La Repubblica 01.04.2001
Assassinio sullo Stretto

Santi Cacopardo, un messinese sulle tracce di Camilleri "L'endiadi del dottor Agrò" è un giallo ambientato negli anni Sessanta che si è piazzato tra i libri più venduti

Ormai abbiamo fatto il callo agli omicidi passionali che infestano Vigata (Porto Empedocle per intenderci), raccontati così bene da quel marpione del giallo che è Andrea Camilleri. Come pure ci siamo affezionati ai «sani, buoni, misteriosi delitti» che incrinano l'apparente tranquillità della modernissima Palermo di Santo Piazzese. Però, in un'ipotetica geografia del recente giallo siciliano, fino a due anni fa la parte orientale dell'Isola non vi figurava affatto. Fino a quando il magistrato del Consiglio di Stato Domenico Cacopardo, originario di Letojanni, non ha pensato bene di scrivere il suo primo romanzo, Il caso Chillè. Perché neppure a Messina, «un posto di tutto riposo», si può stare tranquilli. Infatti, nei pressi del podere del cavaliere Chillè, alla Mosca si consuma il primo delitto: a restarci secco è il massaro Talio, raggiunto da un colpo di fucile. Poco tempo dopo un altro morto ammazzato: questa volta è il turno di Basilio, figliastro di don Liborio Lombardo, freddato a Gallodoro, un piccolo paese di montagna. La patata bollente delle indagini passa tra le mani del tenente Ruggeri e del maresciallo Capellaro, alle prese con storie di corna, infezioni veneree, corruzione politica e omertà. Tutto questo accade in una Messina del primo Novecento, superbamente rievocata, tanto da poter considerare il libro quasi un vivace affresco storico.
Ma da poco in libreria ha fatto la sua comparsa il secondo romanzo di Cacopardo, intitolato L'endiadi del dottor Agrò, sempre edito da Marsilio e che verrà presentato a Palermo a giugno. Il successo è assicurato, come per il primo giallo del resto: le vendite si moltiplicano e basta dare un'occhiata alle classifiche per capire che il fiato di Cacopardo è sul collo di Camilleri. Se poi diamo retta a Giovanni Pacchiano, che sul "Sole 24 ore" definisce l'autore de L'endiadi un «antiCamilleri», il caso editoriale è bello e servito.
Ma cosa ne pensa il diretto interessato? «Non considero assolutamente Camilleri come un antagonista; anzi, devo dire che alcuni suoi libri mi piacciono proprio. Penso che si tratti soltanto di una incisiva formula giornalistica, utilizzata per attrarre l'attenzione dei lettori». Anche se, leggendo le pagine che danno forma al giallo di Cacopardo, ci si accorge subito che il taglio linguistico da lui scelto si caratterizza per sobrietà, asciuttezza, ruvida levigatezza.

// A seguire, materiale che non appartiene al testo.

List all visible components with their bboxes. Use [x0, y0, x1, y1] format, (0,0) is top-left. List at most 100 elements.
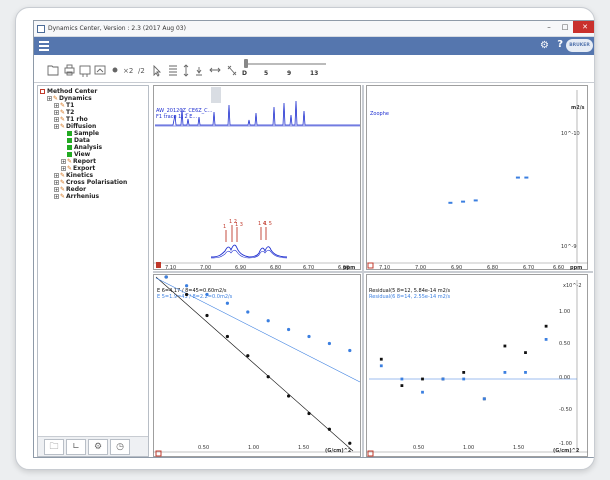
tree-item[interactable]: Analysis: [61, 144, 102, 151]
gear-icon[interactable]: ⚙: [540, 40, 549, 51]
x-tick-label: 1.50: [513, 445, 524, 451]
pen-icon: ✎: [60, 193, 66, 200]
tree-item[interactable]: + ✎Report: [61, 158, 96, 165]
tree-item-label: T1: [66, 102, 75, 109]
expand-toggle[interactable]: +: [47, 96, 52, 101]
tree-item[interactable]: + ✎T1: [54, 102, 74, 109]
dataset-name: AW_20120Z_CE6Z_C...: [156, 108, 213, 114]
stopwatch-tab-icon[interactable]: ◷: [110, 439, 130, 455]
folder-tab-icon[interactable]: 🗀: [44, 439, 64, 455]
stack-icon[interactable]: [169, 65, 177, 76]
expand-toggle[interactable]: +: [61, 159, 66, 164]
tree-item[interactable]: + ✎T2: [54, 109, 74, 116]
maximize-button[interactable]: □: [561, 23, 569, 31]
title-bar: Dynamics Center, Version : 2.3 (2017 Aug…: [34, 21, 594, 37]
expand-toggle[interactable]: +: [54, 117, 59, 122]
tree-item[interactable]: Data: [61, 137, 90, 144]
data-point: [515, 176, 520, 179]
pen-icon: ✎: [67, 165, 73, 172]
settings-tab-icon[interactable]: ⚙: [88, 439, 108, 455]
horizontal-scale-icon[interactable]: [209, 67, 221, 73]
tree-item[interactable]: + ✎Kinetics: [54, 172, 93, 179]
tree-item-label: Analysis: [74, 144, 103, 151]
bruker-logo: BRUKER: [566, 39, 593, 52]
tree-item[interactable]: + ✎Dynamics: [47, 95, 92, 102]
expand-toggle[interactable]: +: [54, 124, 59, 129]
red-marker-icon: [156, 262, 161, 268]
green-square-icon: [67, 138, 72, 143]
expand-toggle[interactable]: +: [54, 110, 59, 115]
x-tick-label: 0.50: [413, 445, 424, 451]
x-tick-label: 6.90: [451, 265, 462, 271]
toolbar: ×2 /2 D 5 9 13: [34, 55, 594, 83]
peak-label-1: 1: [223, 224, 226, 230]
tree-item[interactable]: + ✎T1 rho: [54, 116, 88, 123]
slider-thumb[interactable]: [244, 59, 248, 68]
pen-icon: ✎: [67, 158, 73, 165]
measure-icon[interactable]: [227, 65, 237, 76]
fit-line-blue: [155, 277, 361, 383]
tree-item[interactable]: + ✎Redor: [54, 186, 86, 193]
panel-top-left: 1 1 2 1 3 1 4 1 5 AW_20120Z_CE6Z_C... F1…: [153, 87, 360, 271]
screen-capture-icon[interactable]: [94, 65, 106, 75]
pen-icon: ✎: [60, 102, 66, 109]
peak-markers: [225, 225, 267, 242]
app-header-bar: ⚙ ? BRUKER: [34, 37, 594, 55]
screenshot-frame: Dynamics Center, Version : 2.3 (2017 Aug…: [15, 7, 595, 470]
panel-bottom-right: Residual(5 8=12, 5.84e-14 m2/s Residual(…: [366, 280, 588, 457]
minimize-button[interactable]: –: [547, 23, 551, 31]
peak-label-3: 1 3: [235, 222, 243, 228]
y-tick-label: 1.00: [559, 309, 570, 315]
vertical-scale-icon[interactable]: [183, 64, 189, 77]
baseline-icon[interactable]: [196, 67, 202, 76]
x-tick-label: 6.70: [303, 265, 314, 271]
data-point: [482, 397, 486, 401]
chart-tab-icon[interactable]: ∟: [66, 439, 86, 455]
open-folder-icon[interactable]: [47, 65, 59, 76]
tree-item[interactable]: + ✎Diffusion: [54, 123, 96, 130]
expand-toggle[interactable]: +: [54, 187, 59, 192]
expand-toggle[interactable]: +: [54, 194, 59, 199]
y-tick-1: 10^-10: [561, 131, 580, 137]
tree-tab-bar: 🗀 ∟ ⚙ ◷: [38, 436, 148, 456]
print-icon[interactable]: [64, 64, 75, 76]
spectrum-fit-line: [210, 249, 288, 259]
tree-item[interactable]: + ✎Arrhenius: [54, 193, 99, 200]
panel-top-right-frame: [366, 85, 588, 270]
tree-item[interactable]: + ✎Cross Polarisation: [54, 179, 127, 186]
fit-line-black: [155, 276, 354, 452]
pen-icon: ✎: [53, 95, 59, 102]
expand-toggle[interactable]: +: [61, 166, 66, 171]
tree-item[interactable]: + ✎Export: [61, 165, 95, 172]
dot-icon[interactable]: [112, 67, 118, 73]
plot-panels: 1 1 2 1 3 1 4 1 5 AW_20120Z_CE6Z_C... F1…: [153, 85, 593, 457]
dataset-label: Zoophe: [370, 111, 389, 117]
tree-item-label: Kinetics: [66, 172, 94, 179]
x-tick-label: 6.90: [235, 265, 246, 271]
expand-toggle[interactable]: +: [54, 103, 59, 108]
tree-item[interactable]: View: [61, 151, 90, 158]
tree-item[interactable]: Sample: [61, 130, 99, 137]
data-point: [544, 338, 548, 341]
app-window: Dynamics Center, Version : 2.3 (2017 Aug…: [33, 20, 594, 458]
peak-label-5: 1 5: [264, 221, 272, 227]
expand-toggle[interactable]: +: [54, 180, 59, 185]
slider-label-13: 13: [310, 70, 319, 77]
expand-toggle[interactable]: +: [54, 173, 59, 178]
zoom-x2-button[interactable]: ×2: [123, 67, 133, 75]
tree-root[interactable]: Method Center: [40, 88, 97, 95]
pen-icon: ✎: [60, 186, 66, 193]
export-image-icon[interactable]: [79, 65, 91, 77]
data-point: [246, 354, 250, 358]
zoom-div2-button[interactable]: /2: [138, 67, 145, 75]
method-center-tree: Method Center + ✎Dynamics + ✎T1 + ✎T2 + ✎T1 rho…: [37, 85, 149, 457]
projection-trace: [155, 100, 360, 126]
help-button[interactable]: ?: [557, 39, 563, 50]
hamburger-icon[interactable]: [39, 41, 49, 51]
cursor-icon[interactable]: [153, 64, 162, 77]
x-tick-label: 6.60: [553, 265, 564, 271]
contour-level-slider[interactable]: D 5 9 13: [242, 59, 330, 80]
tree-item-label: Dynamics: [59, 95, 92, 102]
close-button[interactable]: ✕: [573, 21, 594, 33]
tree-root-label: Method Center: [47, 88, 98, 95]
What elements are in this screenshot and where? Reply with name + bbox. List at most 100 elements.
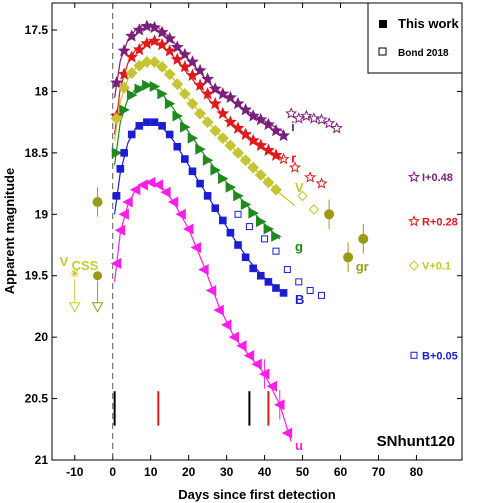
data-point-g — [210, 164, 221, 176]
y-tick-label: 20 — [35, 330, 49, 344]
data-point-B — [143, 118, 151, 126]
data-point-gr — [358, 233, 369, 244]
data-point-i — [231, 96, 245, 110]
band-label-V: V — [295, 180, 304, 195]
band-label-r: r — [291, 151, 296, 166]
data-point-V — [110, 112, 123, 125]
data-point-u — [243, 350, 255, 362]
band-label-i: i — [291, 119, 295, 134]
data-point-r — [246, 133, 260, 147]
data-point-u — [205, 284, 217, 296]
bond2018-point-i — [292, 112, 305, 124]
data-point-i — [178, 47, 192, 61]
data-point-u — [118, 208, 129, 220]
data-point-i — [132, 23, 146, 36]
data-point-g — [255, 216, 267, 228]
data-point-i — [193, 63, 207, 77]
data-point-B — [116, 165, 125, 173]
data-point-i — [254, 112, 268, 126]
band-label-u: u — [295, 438, 303, 453]
data-point-r — [193, 78, 207, 91]
data-point-B — [165, 130, 174, 139]
x-tick-label: 80 — [410, 465, 424, 479]
x-tick-label: 60 — [334, 465, 348, 479]
data-point-i — [186, 55, 199, 68]
x-axis-label: Days since first detection — [178, 487, 336, 502]
data-point-V — [186, 97, 199, 110]
data-point-gr — [343, 252, 354, 263]
data-point-u — [183, 223, 194, 235]
data-point-g — [142, 79, 153, 91]
data-point-r — [254, 138, 268, 152]
data-point-g — [195, 143, 206, 155]
vcss-label-sub: CSS — [72, 258, 99, 273]
bond2018-point-i — [307, 112, 320, 124]
data-point-r — [261, 143, 275, 156]
data-point-i — [110, 76, 123, 89]
data-point-gr — [92, 197, 103, 208]
data-point-r — [231, 121, 245, 134]
bond2018-point-i — [330, 121, 343, 134]
bond2018-point-i — [285, 107, 298, 119]
data-point-r — [239, 127, 253, 140]
bond2018-point-r — [288, 161, 301, 173]
offset-marker — [407, 170, 421, 183]
data-point-B — [264, 278, 273, 286]
data-point-V — [178, 87, 191, 100]
data-point-V — [216, 132, 229, 145]
x-tick-label: 10 — [144, 465, 158, 479]
data-point-B — [173, 142, 182, 151]
data-point-g — [271, 230, 282, 242]
data-point-B — [158, 122, 166, 130]
data-point-B — [226, 228, 235, 237]
data-point-B — [234, 241, 242, 249]
y-tick-label: 18.5 — [25, 146, 49, 160]
x-tick-label: 40 — [258, 465, 272, 479]
data-point-V — [232, 146, 244, 159]
x-tick-label: 20 — [182, 465, 196, 479]
data-point-i — [148, 20, 161, 34]
data-point-i — [117, 44, 131, 57]
legend-label-this-work: This work — [398, 16, 459, 31]
y-axis-label: Apparent magnitude — [2, 168, 17, 294]
y-tick-label: 18 — [35, 84, 49, 98]
data-point-i — [269, 124, 283, 137]
data-point-g — [180, 121, 191, 133]
data-point-i — [239, 103, 253, 116]
data-point-r — [223, 115, 237, 128]
bond2018-point-V — [308, 204, 320, 215]
data-point-u — [228, 331, 240, 343]
offset-marker — [407, 215, 421, 227]
data-point-B — [127, 130, 136, 139]
data-point-r — [208, 96, 222, 110]
offset-label: I+0.48 — [422, 172, 453, 184]
data-point-B — [112, 192, 121, 200]
vcss-star — [71, 269, 79, 277]
y-tick-label: 19 — [35, 207, 49, 221]
legend-marker-this-work — [379, 20, 387, 28]
legend-marker-bond-2018 — [378, 47, 387, 56]
x-tick-label: -10 — [66, 465, 84, 479]
data-point-i — [155, 25, 169, 38]
data-point-gr — [324, 209, 335, 220]
data-point-V — [148, 56, 161, 68]
data-point-g — [233, 190, 244, 202]
data-point-i — [140, 19, 154, 32]
data-point-u — [152, 179, 164, 191]
data-point-r — [201, 87, 215, 100]
data-point-i — [163, 31, 177, 45]
data-point-u — [175, 208, 186, 220]
data-point-V — [262, 176, 275, 189]
data-point-u — [167, 196, 179, 208]
data-point-g — [187, 132, 199, 144]
data-point-u — [220, 319, 232, 331]
data-point-B — [150, 118, 159, 126]
bond2018-point-r — [315, 177, 328, 189]
data-point-B — [241, 253, 250, 262]
data-point-V — [171, 78, 184, 91]
band-label-B: B — [295, 292, 304, 307]
data-point-V — [118, 81, 131, 94]
data-point-g — [248, 207, 259, 219]
data-point-r — [132, 42, 146, 56]
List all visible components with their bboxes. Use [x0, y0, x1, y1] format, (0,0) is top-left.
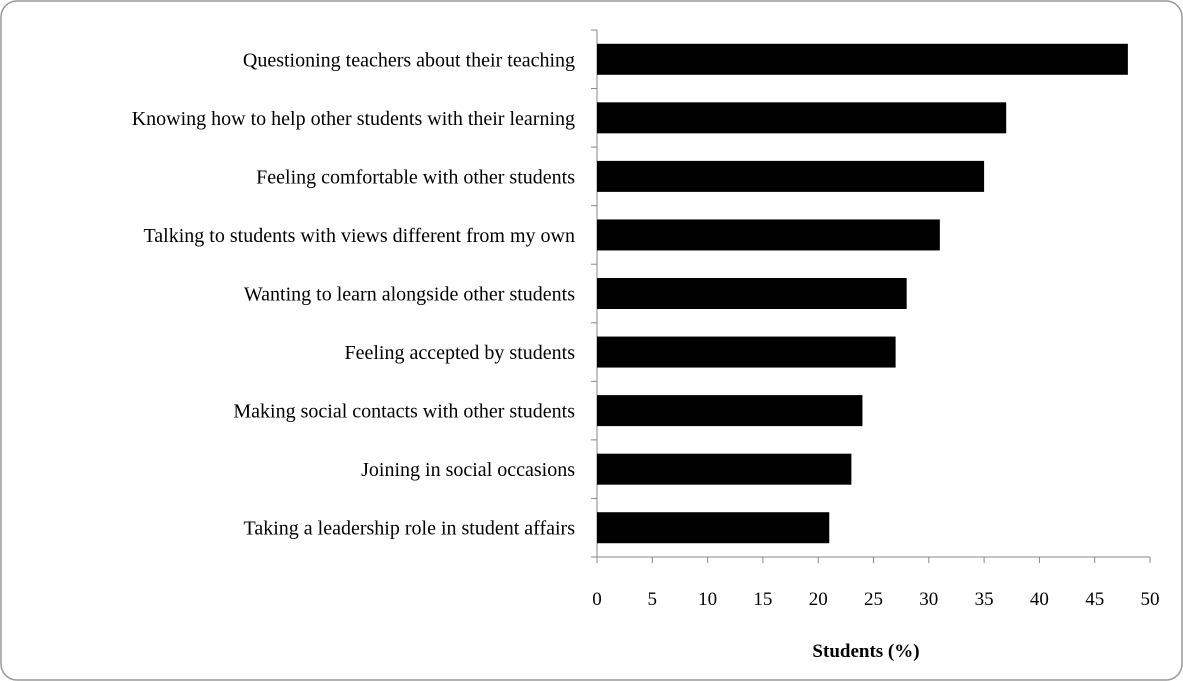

Come dire che ci troviamo mille miglia lontani rispetto alle trovate linguistiche di Camilleri. «Può anche darsi - tiene a precisare l'autore - ma non si tratta di una scelta programmatica. Però è vero che ogni tanto sento il bisogno di sfrondare quello che scrivo, ripulirlo dagli eccessi e da certe sbavature dialettali».
Questa volta, col secondo romanzo, Cacopardo compie un salto temporale, facendo immergere il lettore in una storia che affonda le sue radici nella metà degli anni Sessanta, ma che estende le sue propaggini fino ai nostri giorni. Il primo malcapitato questa volta è un consigliere di Stato, tal Vincenzo Rovini, che ha l'hobby di raccontare nei romanzetti che lui stesso scrive storie di ordinaria corruzione realmente accadute. Ma finisce col dare fastidio a qualcuno e così, in un agguato, perderà la vita. La fidanzata non farà una fine migliore e allora sarà il dottor Agrò a far luce, grazie al manoscritto lasciato casualmente da Rovini.
Quanto mai veritiero, poi, lo spaccato del ceto impiegatizio offerto da Cacopardo, quel sottobosco tipicamente siciliano di burocrati che infesta il mondo dei ministeri. «E' tutta la Sicilia - spiega Cacopardo - in quanto terra di eccessi e contraddizioni, a prestarsi per una trama poliziesca. La nostra isola, non dimentichiamolo, è la patria di Riina e di Falcone: due facce diversissime di una stessa medaglia».
Ma per raccontare questa terra di idiosincrasie, a quali modelli di scrittura Cacopardo fa riferimento? Trattandosi di un giallista, verrebbe da pensare a Sciascia. «Non lo so se alla base della mia scrittura e di idea di letteratura ci sia Sciascia. D'altronde non lo considero nemmeno un giallista, anche se per me resta uno dei più grandi scrittori siciliani, con Vittorini e Capuana. Sì, Capuana, perché a me Verga non piace». Ma c'è da dire che leggendo L'endiadi del dottor Agrò, alla fine non si può fare a meno di pensare ad Andrea Camilleri, perché molti protagonisti di questa storia sono affetti da un'irrefrenabile ingordigia in cucina. Anzi, l'intera vicenda è accompagnata da una quasi surreale ossessione alimentare, grazie alla quale ghiottonerie, golosità, prelibatezze incastonano molte pagine. «Ho tentato un recupero memoriale, perché ormai quella Sicilia lì è stata spazzata via, non esiste più. Tutti quei dolci, le pietanze tipiche: si rischia di cancellare ogni cosa».
Il dottor Agrò lo troveremo coinvolto in un altro caso, che l'autore sta preparando: «Lo confesso - ammette Cacopardo - mi sono affezionato al personaggio».